Except for the fire, all the lights in the tavern went out. That just made the brawl more confusing. Skarnu sprang off his chair and laid about him. The chair slammed into somebody’s ribs. Whoever it was went down with a groan. Skarnu hoped he’d flattened a foe, not a friend.

“Back here!” That was the bespectacled man’s voice. It came from the direction of the bar. Skarnu fought his way toward it. Someone close by him took a beam in the chest and toppled. When Skarnu smelled burnt flesh, he went down, too, and crawled the rest of the way. The Valmieran army had failed against Algarve, but he’d learned how to fight in it.

Behind the bar, he almost crawled over the tough. The fellow grinned at him and said, “Come on, pal. I know the back way.”

“Good,” Skarnu said. “I hoped there was one.” He also hoped the Algarvians and the constables who did their bidding weren’t watching it and scooping up fleeing foes one by one.

The tough scrambled into the little room in back of the bar. Skarnu followed him. The little room had a door that opened on the alleyway behind the Drunken Dragon. The tough hurried through it. Skarnu would have peered out first. But when the tough didn’t get blazed, he followed again.

Nobody looked to be watching the alley. Maybe the Algarvians didn’t know it was there, and maybe the Valmieran constables hadn’t bothered telling them about it. Skarnu hoped the constables weren’t cooperating so enthusiastically as they seemed to be, anyhow. After looking this way and that, he said, “Now we split up.”

“Aye, I was going to tell you the same thing, Pavilosta,” the other Valmieran answered. “You’ve got a pretty good notion of what you’re doing, looks like. Powers above keep you safe.”

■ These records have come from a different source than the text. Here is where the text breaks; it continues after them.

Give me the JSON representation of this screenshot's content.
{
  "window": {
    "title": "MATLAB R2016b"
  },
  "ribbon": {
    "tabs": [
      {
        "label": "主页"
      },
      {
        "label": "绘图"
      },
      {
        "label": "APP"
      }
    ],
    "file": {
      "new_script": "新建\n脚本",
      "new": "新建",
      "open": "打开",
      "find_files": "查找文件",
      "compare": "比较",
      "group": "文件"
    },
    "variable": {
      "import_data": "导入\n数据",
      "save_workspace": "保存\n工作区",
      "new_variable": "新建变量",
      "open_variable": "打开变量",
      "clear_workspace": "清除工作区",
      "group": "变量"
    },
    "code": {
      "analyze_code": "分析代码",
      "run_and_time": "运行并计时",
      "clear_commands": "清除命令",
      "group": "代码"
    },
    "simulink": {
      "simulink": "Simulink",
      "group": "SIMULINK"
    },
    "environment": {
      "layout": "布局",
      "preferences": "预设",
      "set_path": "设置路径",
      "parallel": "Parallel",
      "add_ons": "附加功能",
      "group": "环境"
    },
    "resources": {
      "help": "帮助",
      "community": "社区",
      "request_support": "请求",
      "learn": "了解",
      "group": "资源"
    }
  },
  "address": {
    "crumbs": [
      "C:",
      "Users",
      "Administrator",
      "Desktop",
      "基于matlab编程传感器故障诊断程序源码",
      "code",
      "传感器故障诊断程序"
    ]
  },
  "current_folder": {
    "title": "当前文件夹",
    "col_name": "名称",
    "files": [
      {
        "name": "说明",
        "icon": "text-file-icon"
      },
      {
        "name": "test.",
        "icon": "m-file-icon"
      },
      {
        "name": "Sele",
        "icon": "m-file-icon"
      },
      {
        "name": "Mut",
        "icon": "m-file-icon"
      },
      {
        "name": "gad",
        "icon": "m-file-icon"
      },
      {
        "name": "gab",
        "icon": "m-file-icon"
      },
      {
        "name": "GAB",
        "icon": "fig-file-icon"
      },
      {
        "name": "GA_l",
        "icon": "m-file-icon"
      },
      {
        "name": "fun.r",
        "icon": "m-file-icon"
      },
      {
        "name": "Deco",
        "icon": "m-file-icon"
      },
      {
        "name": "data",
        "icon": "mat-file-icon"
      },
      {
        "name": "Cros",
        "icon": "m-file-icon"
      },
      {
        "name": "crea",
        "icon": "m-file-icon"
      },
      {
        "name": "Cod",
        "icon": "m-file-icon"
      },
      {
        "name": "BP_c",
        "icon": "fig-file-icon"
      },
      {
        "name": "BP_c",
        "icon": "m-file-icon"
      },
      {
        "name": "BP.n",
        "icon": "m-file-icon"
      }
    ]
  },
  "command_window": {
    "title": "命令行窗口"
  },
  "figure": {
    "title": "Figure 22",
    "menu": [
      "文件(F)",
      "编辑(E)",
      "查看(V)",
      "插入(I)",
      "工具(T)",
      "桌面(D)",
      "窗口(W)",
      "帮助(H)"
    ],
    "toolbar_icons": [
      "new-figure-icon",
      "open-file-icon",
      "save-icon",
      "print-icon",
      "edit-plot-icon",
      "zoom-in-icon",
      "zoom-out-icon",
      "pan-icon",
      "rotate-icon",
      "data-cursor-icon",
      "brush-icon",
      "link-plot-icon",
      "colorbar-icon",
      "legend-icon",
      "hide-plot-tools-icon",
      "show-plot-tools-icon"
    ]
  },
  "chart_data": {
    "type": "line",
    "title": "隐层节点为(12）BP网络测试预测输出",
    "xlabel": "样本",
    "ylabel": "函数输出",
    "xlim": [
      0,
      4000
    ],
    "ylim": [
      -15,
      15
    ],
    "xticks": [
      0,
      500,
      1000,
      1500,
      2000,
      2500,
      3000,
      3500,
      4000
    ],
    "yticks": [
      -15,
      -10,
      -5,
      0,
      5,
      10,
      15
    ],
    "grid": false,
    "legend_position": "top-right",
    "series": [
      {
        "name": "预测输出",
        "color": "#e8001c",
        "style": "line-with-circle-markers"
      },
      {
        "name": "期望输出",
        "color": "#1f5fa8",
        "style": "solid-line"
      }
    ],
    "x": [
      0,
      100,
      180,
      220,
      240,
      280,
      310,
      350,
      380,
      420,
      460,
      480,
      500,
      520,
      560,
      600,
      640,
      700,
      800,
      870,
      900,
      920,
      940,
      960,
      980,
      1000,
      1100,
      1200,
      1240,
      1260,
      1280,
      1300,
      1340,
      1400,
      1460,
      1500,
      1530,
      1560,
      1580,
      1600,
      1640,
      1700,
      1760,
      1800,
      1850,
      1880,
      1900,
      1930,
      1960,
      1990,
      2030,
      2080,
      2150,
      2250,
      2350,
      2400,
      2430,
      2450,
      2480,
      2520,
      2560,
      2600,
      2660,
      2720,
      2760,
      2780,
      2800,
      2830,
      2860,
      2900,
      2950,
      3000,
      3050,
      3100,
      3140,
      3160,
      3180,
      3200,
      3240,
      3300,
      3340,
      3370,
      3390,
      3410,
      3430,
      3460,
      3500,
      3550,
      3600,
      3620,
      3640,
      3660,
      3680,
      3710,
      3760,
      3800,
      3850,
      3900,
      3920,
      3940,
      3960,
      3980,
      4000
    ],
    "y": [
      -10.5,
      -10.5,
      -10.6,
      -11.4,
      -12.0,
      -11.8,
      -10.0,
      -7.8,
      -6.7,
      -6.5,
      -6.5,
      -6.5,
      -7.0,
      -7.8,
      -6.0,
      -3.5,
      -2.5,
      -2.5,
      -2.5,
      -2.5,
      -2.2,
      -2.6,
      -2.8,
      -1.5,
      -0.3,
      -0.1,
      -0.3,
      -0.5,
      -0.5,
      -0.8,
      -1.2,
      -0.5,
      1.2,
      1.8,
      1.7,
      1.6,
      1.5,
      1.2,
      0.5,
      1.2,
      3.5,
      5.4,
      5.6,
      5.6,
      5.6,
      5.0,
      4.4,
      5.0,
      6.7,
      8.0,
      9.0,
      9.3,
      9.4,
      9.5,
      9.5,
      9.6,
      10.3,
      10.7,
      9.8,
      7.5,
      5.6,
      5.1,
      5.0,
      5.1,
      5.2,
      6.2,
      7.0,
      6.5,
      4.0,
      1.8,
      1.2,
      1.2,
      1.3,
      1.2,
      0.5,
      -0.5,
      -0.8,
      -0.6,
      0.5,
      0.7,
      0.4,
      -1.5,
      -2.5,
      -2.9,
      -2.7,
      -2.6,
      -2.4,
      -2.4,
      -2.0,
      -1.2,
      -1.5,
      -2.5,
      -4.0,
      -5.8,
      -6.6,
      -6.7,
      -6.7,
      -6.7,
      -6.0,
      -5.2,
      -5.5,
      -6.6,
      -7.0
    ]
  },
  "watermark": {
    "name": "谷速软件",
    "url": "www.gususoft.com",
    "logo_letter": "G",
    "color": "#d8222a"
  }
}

“And you,” Skarnu said. The tough hadn’t waited for his reply, but was already strolling down the alley as if he didn’t have a care in the world. Skarnu strolled up it, trying to act similarly nonchalant. He felt easier when he ducked into another alleyway that ran into the one behind the tavern. That second alley led him to a third, and the third to a fourth. Tytuvenai seemed to have a web of little lanes going nowhere in particular. By the time Skarnu emerged onto a real street, he was several blocks away from the Drunken Dragon. He hoped more of the men who kept on resisting the Algarvians had got out after the tough and him.

“You, there!” The call was sharp and peremptory. Skarnu turned. A constable was pointing at him. “Aye, you, bumpkin. What are you doing here?”

If he was trying to panic Skarnu, he failed. For all the world as if he were nothing but a bumpkin, the marquis jingled coins in his pocket. “Sold some eggs,” he answered. “Now I’m heading home.”

“Well, go on, then,” the constable growled. He might not have caught hold of foes of the Algarvians, but he had exercised his petty authority. That was enough to satisfy him.

Skarnu hurried out of Tytuvenai. He breathed easier once he was out in the countryside. Most people on the roads outside the towns looked like farmers-which made sense, because most of them were farmers.

He wondered how the Algarvians had got word of the meeting their enemies were having. Someone betrayed us. The thought was inescapable. And everyone who’d sat around that table now knew what he looked like and near which village he lived. If the Algarvians caught his comrades and squeezed them, would they send a company of soldiers-or a couple of officers and a company of Valmieran constables-looking for him on the farms round Pavilosta? In their boots, he would have. That worried him more than anything.

“Come on!” Sergeant Pesaro boomed to the squad of Algarvian constables he led west from Gromheort. “Keep moving! You can do it!”